248 The proposed general advertising provision addresses zones not including unzoned land. It is therefore of little consequence in these proceedings. If I be wrong about this, the elements (a) to (d) are addressed and satisfied – either expressly or by necessary implication – by the earlier discussion on signage matters. Element (e) is either irrelevant or, if to be answered, may be answered “satisfied”.
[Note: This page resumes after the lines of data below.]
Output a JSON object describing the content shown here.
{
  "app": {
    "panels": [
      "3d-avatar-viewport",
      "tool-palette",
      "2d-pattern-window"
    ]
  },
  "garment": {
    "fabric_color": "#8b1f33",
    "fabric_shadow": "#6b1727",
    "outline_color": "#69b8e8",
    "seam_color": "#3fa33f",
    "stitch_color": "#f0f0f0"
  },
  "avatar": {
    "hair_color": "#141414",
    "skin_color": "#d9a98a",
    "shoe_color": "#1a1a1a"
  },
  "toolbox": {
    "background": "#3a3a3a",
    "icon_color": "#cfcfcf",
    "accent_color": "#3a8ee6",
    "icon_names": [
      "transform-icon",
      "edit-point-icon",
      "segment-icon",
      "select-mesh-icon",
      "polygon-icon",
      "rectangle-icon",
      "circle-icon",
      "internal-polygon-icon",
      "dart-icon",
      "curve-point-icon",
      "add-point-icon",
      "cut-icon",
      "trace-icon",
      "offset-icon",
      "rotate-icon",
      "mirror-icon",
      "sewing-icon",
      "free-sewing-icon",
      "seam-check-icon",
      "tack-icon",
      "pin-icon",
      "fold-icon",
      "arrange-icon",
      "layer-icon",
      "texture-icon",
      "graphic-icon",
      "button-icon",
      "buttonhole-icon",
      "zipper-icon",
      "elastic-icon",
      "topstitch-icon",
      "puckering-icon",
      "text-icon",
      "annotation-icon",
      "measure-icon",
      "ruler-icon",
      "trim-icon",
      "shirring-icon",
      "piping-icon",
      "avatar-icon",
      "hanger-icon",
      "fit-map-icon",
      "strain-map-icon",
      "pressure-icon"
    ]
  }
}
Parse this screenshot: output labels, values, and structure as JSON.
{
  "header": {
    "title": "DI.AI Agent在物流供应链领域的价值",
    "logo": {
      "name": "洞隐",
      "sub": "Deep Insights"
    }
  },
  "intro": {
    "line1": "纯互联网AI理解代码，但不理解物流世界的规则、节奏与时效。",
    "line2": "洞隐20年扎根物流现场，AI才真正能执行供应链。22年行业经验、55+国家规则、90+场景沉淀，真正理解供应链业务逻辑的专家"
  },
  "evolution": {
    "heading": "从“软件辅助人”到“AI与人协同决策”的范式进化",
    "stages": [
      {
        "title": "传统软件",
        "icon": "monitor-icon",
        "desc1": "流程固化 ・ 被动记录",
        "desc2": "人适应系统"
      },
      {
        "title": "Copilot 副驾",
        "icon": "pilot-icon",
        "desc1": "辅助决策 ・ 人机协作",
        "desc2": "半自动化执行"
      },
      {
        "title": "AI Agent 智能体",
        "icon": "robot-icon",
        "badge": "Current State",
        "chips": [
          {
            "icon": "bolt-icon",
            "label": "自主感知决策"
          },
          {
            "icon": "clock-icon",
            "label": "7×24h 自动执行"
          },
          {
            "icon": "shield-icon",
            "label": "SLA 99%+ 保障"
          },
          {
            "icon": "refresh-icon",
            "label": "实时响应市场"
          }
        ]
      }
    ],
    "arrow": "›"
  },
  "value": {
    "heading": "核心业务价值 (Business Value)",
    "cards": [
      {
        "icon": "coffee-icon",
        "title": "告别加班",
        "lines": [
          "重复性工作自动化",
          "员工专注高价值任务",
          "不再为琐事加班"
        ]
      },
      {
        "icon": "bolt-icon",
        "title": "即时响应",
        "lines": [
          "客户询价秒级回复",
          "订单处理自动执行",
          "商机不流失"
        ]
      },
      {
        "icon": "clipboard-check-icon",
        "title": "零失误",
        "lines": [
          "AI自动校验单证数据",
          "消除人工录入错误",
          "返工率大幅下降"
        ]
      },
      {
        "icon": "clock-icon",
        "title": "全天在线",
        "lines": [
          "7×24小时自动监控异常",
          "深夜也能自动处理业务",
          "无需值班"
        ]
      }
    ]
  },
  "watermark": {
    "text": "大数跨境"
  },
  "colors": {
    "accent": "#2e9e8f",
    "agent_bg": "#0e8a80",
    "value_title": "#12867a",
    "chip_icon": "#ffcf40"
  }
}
249 Having considered all possibly relevant matters relating to the proposed signage, I have concluded that there is no impediment to the approval of the two signs
Conclusion
250 In summary, I have reached the following conclusions:
- No species impact statement is required provided the applicant commissions satisfactory detailed material from Mr Introna concerning ameliorative measures for the ESBS;
- I do not need to consider alternatives to a bridge as, in the relevant context, there are none;
- A bridge at the proposed site is acceptable:
- The present proposed bridge is not an acceptable design;
- A bridge of a design of the more open span type (of which a photograph was in evidence of a bridge above the M7 Motorway) would be acceptable at the proposed location;
- Advertising on a bridge is permitted at this location as a consequence of cl 24(1) of SEPP 64;
- The SEPP 1 objection to compliance with cl 24(2)(b)(i) of SEPP 64 should be sustained;
- Assessment of the proposed advertising panels pursuant to the merit assessment criteria of SEPP 64 finds them to be acceptable if erected on a bridge of a design of the more open span type; and
- The public interest in eliminating the potentially fatal consequences of the inherent conflict between golfers and course service vehicles travelling along north/south routes and the high volume of vehicle traffic utilising Wentworth Avenue, during daylight hours, acts to render it in the public interest to permit the golf club the opportunity to consider whether it wishes to amend the application to enable consent being given to a bridge of an acceptable design.
Directions
251 It follows from these conclusions that I am not in a position to issue final orders of the Court in this matter. I therefore give the following directions:
- The applicant has until the close of business on Thursday 31 August 2006 to file and serve a written undertaking that all future costs and expenses of the council (as agreed or assessed) and all future costs of Mr Introna’s involvement are to be borne by the applicant;
- The applicant has until the close of business on Wednesday 6 September 2006 to file and serve revised plans for a bridge consistent with this decision;
- The applicant has until the close of business on Wednesday 20 September 2006 to file and serve a detailed management plan for the ESBS prepared by Mr Introna – implementation of which plan will give effect to the ameliorative measures set out in paragraphs (51) and (54) of this judgment;
- The respondent is to file and serve revised conditions of consent by the close of business on Wednesday 20 September 2006;
- If the conditions of consent are filed electronically by e-Court, a separate Court communication is to be sent advising that these have been filed;
- The respondent is to file and serve any report on the structural adequacy of the revised plans by the close of business on Wednesday 20 September 2006;
- The applicant has until the close of business on Wednesday 27 September 2006 to file and serve any report in response to any report of the respondent pursuant to (6);
- The matter set down for mention before me at 9.00 am on Thursday 28 September 2006,
- Liberty to re-list before me on two days notice if any matters require further consideration arising out of these directions; and
- If the applicant fails to comply with direction (1) or indicates to the respondent and the Court, prior to Wednesday 6 September 2006, that it does not wish to file revised plans, the appeal will dismissed without further hearing and Development Application 05/123 for the construction of a pedestrian and service vehicle bridge to span Wentworth Avenue, Pagewood, will be determined by the refusal of development consent.